We Built a Free TLS Scanner (And Why We're Giving It Away)
We just shipped a free TLS scanner at krakenkey.io/scanner. No signup, no account, no email capture. Enter a hostname and get results in seconds.
What It Checks
The scanner performs a real TLS handshake against your endpoint and reports:
- Certificate details — subject, SANs, issuer, validity dates, key type and size, signature algorithm, fingerprint
- Chain validation — depth, completeness (is the root self-signed?), and system trust verification
- Connection metadata — TLS version, cipher suite, OCSP stapling status, handshake latency
- Overall health — a simple green/yellow/red assessment based on trust, expiry, and protocol version
It runs on the same open-source probe that powers KrakenKey’s paid monitoring product. The results you see in the free scanner are identical to what our monitoring probes report.
Why Free?
Honestly? We need users.
KrakenKey is a new platform and we’re building in public. A free scanner gets our probe into more hands and gives us a channel for feedback. If you use it and think “I wish this also did X,” that’s exactly the kind of signal we need.
If you end up wanting continuous monitoring — automated alerts when certs expire, scans from multiple regions, historical trends — that’s what the paid product does. But the scanner stands on its own as a useful tool with no strings attached.
How It Compares to SSL Labs
SSL Labs by Qualys is the gold standard for TLS testing.
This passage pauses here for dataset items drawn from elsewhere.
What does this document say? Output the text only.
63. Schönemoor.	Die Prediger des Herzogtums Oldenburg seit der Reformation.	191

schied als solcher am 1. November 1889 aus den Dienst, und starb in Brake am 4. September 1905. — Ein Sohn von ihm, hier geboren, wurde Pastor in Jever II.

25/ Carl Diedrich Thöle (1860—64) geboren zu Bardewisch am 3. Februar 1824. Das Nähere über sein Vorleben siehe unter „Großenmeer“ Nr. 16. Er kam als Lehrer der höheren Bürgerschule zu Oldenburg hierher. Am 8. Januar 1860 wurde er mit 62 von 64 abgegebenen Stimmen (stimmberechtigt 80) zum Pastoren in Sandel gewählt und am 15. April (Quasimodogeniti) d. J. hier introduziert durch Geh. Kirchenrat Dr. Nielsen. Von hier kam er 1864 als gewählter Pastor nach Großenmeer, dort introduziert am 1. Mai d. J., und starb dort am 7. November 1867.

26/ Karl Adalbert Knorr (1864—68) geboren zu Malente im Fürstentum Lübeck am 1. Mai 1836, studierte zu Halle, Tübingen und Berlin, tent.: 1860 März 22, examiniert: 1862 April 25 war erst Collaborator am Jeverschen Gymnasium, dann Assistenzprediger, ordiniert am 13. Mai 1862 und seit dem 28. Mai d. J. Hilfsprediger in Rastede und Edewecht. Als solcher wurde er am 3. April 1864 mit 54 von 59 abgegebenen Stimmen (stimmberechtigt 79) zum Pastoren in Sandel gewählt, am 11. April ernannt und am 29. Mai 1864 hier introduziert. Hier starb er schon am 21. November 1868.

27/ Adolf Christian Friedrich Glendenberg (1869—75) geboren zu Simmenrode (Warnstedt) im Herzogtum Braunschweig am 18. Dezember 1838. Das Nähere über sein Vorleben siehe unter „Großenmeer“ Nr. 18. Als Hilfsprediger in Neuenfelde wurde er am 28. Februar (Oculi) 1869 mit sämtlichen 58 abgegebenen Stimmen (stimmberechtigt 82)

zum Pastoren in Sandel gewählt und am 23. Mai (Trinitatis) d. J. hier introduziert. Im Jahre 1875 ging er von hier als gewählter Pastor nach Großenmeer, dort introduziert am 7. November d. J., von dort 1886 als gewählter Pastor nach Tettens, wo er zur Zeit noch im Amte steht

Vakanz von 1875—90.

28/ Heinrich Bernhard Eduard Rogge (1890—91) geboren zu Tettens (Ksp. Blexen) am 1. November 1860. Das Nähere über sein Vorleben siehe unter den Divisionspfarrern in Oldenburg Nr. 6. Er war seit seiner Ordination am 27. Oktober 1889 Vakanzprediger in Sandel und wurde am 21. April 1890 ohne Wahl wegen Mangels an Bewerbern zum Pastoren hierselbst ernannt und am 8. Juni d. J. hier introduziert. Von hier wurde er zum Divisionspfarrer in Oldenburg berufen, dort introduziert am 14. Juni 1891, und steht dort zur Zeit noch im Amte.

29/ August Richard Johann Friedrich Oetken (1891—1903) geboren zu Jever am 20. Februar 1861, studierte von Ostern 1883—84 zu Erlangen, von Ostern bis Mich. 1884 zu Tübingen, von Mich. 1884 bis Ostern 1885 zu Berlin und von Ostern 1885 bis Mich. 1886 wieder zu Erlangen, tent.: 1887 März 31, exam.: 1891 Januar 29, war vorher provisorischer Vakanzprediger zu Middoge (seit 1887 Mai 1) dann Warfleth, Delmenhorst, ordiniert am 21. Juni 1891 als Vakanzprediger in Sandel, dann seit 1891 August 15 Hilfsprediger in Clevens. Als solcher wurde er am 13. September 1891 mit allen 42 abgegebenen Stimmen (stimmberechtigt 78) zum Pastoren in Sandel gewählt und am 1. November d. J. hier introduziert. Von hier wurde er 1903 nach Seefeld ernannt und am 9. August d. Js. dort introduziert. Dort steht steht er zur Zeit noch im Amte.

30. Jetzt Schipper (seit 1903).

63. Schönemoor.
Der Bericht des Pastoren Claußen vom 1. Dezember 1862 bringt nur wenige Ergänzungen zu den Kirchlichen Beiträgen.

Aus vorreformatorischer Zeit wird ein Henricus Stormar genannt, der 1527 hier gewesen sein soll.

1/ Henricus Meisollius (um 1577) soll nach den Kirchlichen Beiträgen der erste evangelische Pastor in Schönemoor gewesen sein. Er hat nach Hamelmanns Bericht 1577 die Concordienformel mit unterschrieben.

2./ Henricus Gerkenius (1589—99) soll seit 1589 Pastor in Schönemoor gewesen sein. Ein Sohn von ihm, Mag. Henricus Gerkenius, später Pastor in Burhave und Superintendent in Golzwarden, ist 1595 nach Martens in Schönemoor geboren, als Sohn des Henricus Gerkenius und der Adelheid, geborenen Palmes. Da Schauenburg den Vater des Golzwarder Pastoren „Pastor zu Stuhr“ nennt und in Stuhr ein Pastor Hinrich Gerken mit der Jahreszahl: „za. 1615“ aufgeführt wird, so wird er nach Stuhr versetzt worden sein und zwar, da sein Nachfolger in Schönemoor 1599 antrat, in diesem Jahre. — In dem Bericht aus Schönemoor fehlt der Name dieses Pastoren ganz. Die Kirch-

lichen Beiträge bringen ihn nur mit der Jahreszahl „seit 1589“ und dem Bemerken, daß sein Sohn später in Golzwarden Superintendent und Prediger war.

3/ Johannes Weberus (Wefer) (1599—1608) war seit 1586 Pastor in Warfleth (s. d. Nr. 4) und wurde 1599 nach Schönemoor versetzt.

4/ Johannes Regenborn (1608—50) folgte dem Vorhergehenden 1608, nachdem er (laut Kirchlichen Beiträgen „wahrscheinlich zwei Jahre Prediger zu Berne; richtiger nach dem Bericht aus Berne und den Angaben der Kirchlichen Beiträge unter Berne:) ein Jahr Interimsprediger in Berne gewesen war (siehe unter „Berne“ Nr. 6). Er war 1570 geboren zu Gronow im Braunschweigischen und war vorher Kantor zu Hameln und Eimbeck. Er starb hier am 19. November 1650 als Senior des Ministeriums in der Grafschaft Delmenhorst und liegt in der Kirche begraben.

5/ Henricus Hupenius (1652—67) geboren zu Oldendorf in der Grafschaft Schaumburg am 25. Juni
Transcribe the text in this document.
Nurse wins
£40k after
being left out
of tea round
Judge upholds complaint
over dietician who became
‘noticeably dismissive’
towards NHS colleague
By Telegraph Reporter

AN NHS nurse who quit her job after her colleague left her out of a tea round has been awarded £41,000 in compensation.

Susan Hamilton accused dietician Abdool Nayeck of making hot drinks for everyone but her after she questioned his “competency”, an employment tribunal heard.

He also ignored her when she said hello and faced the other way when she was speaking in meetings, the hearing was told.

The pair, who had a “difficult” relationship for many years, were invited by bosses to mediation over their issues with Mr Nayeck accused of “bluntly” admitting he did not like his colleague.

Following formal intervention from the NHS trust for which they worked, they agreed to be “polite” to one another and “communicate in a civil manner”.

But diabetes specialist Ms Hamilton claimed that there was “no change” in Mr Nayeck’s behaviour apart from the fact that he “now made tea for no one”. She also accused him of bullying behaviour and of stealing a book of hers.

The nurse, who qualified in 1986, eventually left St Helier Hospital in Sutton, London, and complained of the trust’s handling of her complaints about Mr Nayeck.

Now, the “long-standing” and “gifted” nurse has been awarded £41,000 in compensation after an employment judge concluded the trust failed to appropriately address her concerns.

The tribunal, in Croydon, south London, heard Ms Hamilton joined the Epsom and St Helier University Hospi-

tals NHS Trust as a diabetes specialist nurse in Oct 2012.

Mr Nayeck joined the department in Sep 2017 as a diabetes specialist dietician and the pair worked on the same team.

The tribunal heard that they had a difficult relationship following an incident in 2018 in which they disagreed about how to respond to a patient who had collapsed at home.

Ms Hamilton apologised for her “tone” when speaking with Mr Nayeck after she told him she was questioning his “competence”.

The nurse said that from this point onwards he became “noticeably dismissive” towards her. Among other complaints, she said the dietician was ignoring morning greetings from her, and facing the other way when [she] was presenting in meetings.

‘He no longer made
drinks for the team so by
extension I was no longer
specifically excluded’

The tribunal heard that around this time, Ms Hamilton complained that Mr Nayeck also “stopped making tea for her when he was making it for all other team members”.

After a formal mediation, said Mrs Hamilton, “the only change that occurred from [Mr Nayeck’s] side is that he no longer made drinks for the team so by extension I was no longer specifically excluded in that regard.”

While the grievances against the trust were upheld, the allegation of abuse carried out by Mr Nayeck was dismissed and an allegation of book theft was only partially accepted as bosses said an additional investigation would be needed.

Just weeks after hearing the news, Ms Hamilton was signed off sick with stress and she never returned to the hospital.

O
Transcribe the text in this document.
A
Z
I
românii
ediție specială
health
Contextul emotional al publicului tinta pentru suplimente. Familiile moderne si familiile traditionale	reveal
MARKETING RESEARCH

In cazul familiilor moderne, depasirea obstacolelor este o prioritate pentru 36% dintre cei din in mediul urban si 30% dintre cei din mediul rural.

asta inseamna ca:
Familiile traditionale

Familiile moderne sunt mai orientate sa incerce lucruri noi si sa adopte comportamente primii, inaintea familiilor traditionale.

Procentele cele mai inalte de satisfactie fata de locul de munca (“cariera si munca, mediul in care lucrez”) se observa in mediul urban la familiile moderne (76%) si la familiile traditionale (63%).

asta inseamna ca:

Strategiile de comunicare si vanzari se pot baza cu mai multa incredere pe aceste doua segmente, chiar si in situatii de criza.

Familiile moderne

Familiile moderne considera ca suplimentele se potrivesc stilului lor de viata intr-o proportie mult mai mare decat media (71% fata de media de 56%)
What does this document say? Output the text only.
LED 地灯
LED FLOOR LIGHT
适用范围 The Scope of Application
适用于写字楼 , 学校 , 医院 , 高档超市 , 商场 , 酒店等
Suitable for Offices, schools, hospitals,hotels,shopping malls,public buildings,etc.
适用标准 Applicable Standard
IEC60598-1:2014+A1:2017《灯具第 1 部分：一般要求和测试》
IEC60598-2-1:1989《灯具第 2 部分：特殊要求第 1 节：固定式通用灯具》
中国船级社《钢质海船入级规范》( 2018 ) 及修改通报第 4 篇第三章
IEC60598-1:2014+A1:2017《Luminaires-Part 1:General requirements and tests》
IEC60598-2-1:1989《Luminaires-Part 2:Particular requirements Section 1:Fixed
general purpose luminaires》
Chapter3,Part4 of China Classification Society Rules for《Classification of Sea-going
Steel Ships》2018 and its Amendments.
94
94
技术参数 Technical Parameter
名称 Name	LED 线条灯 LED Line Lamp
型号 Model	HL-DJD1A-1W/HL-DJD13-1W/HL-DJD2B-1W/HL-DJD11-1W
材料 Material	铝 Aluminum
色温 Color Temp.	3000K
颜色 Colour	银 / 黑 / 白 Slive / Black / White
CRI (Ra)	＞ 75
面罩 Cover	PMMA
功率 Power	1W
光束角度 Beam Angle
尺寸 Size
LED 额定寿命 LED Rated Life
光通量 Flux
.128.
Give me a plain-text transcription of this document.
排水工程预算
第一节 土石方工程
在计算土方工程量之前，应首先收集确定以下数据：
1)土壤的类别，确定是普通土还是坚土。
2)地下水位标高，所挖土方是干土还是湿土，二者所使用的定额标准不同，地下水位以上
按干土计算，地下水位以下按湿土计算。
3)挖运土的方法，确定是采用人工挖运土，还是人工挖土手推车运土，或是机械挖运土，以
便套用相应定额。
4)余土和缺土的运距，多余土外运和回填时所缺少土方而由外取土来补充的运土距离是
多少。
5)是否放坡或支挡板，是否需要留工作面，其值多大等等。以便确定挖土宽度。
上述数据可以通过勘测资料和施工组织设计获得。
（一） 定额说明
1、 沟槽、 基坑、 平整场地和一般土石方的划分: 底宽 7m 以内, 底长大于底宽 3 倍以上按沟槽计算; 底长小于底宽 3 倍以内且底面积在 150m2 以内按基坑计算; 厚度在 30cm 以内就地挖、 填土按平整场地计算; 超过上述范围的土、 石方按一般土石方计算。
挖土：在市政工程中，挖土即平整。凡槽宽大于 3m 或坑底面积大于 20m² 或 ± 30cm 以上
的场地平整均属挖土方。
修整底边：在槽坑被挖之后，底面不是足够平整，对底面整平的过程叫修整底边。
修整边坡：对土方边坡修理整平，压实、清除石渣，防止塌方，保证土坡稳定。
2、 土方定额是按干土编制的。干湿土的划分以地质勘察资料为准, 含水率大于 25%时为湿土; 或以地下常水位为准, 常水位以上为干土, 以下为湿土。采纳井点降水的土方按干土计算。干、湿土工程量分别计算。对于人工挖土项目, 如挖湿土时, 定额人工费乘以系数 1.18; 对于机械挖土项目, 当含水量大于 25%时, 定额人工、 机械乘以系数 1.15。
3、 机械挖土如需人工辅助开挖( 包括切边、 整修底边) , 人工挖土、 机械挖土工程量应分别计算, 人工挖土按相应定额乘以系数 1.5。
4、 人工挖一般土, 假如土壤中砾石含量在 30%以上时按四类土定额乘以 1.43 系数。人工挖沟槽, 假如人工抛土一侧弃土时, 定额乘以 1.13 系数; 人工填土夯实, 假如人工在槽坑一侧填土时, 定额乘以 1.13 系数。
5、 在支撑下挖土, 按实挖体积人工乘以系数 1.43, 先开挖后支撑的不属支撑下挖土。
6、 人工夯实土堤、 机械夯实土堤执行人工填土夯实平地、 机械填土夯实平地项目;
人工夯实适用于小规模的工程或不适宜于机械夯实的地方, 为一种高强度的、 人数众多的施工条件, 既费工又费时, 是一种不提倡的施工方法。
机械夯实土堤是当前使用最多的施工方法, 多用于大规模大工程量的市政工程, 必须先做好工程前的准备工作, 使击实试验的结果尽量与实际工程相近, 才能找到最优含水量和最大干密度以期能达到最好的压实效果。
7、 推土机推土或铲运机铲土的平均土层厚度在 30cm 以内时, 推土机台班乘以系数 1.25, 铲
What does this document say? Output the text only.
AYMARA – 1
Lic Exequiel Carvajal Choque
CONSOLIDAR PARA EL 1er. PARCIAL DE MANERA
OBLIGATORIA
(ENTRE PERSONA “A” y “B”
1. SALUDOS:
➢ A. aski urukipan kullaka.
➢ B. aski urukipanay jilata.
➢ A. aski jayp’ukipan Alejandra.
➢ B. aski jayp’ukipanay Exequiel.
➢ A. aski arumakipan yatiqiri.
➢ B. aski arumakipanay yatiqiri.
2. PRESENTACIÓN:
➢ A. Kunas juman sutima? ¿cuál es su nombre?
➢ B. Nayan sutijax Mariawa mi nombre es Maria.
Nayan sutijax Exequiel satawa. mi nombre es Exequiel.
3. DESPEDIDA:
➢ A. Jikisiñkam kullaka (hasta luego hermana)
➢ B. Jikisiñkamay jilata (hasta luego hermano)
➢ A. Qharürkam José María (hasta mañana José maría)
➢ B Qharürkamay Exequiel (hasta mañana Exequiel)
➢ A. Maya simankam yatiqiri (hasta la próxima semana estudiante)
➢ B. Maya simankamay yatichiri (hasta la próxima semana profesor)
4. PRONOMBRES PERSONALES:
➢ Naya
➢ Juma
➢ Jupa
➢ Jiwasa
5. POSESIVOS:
Let’s be transparent about where we overlap and where we don’t.
What SSL Labs does that we don’t:
- Full protocol support matrix (which TLS versions are accepted, which are refused)
- Vulnerability scanning (BEAST, POODLE, Heartbleed, ROBOT, etc.)
- Cipher preference order analysis
- HSTS header detection and preload status
- Certificate Transparency log verification
- DNS CAA record checks
- Overall letter grade (A+ through F)
That’s a lot. SSL Labs is comprehensive and we’re not trying to replace it.
Where we think we add value:
- Speed — our scan takes 2-5 seconds vs. 60-90 seconds for SSL Labs
- API-friendly — the scanner is backed by a REST API, so you can
curlit from CI or scripts - Self-hostable — the probe is open source. Run it behind your firewall in standalone mode with no account, no rate limits, and no data leaving your network
- Same tool as monitoring — if you upgrade to paid monitoring, the results match exactly because it’s the same probe engine
We cover the most common failure modes: expired certs, broken chains, untrusted issuers, weak TLS versions. For most developers doing a quick “is my cert working?” check, that’s enough. For a full audit, use SSL Labs.
Self-Host the Probe
The scanner on our website calls a hosted instance of our probe. But you can run the same probe yourself:
docker run -d \
-e KK_PROBE_MODE=standalone \
-e KK_PROBE_ENDPOINTS=example.com:443,api.example.com:443 \
-e KK_PROBE_INTERVAL=60m \
ghcr.io/krakenkey/probe:latest
In standalone mode, the probe scans your configured endpoints on an interval and logs results locally. No API key, no account, no phone-home. Add it to your Docker Compose stack or run it as a systemd service.
The full source is at github.com/krakenkey/probe.
What We Want From You
This is v1 of the scanner. We want to know:
- What checks are missing that you’d expect?
- Is the result format useful? What would you change?
- Would you use an API endpoint for this in CI/CD?
- Would a CLI flag like
krakenkey scan example.combe useful?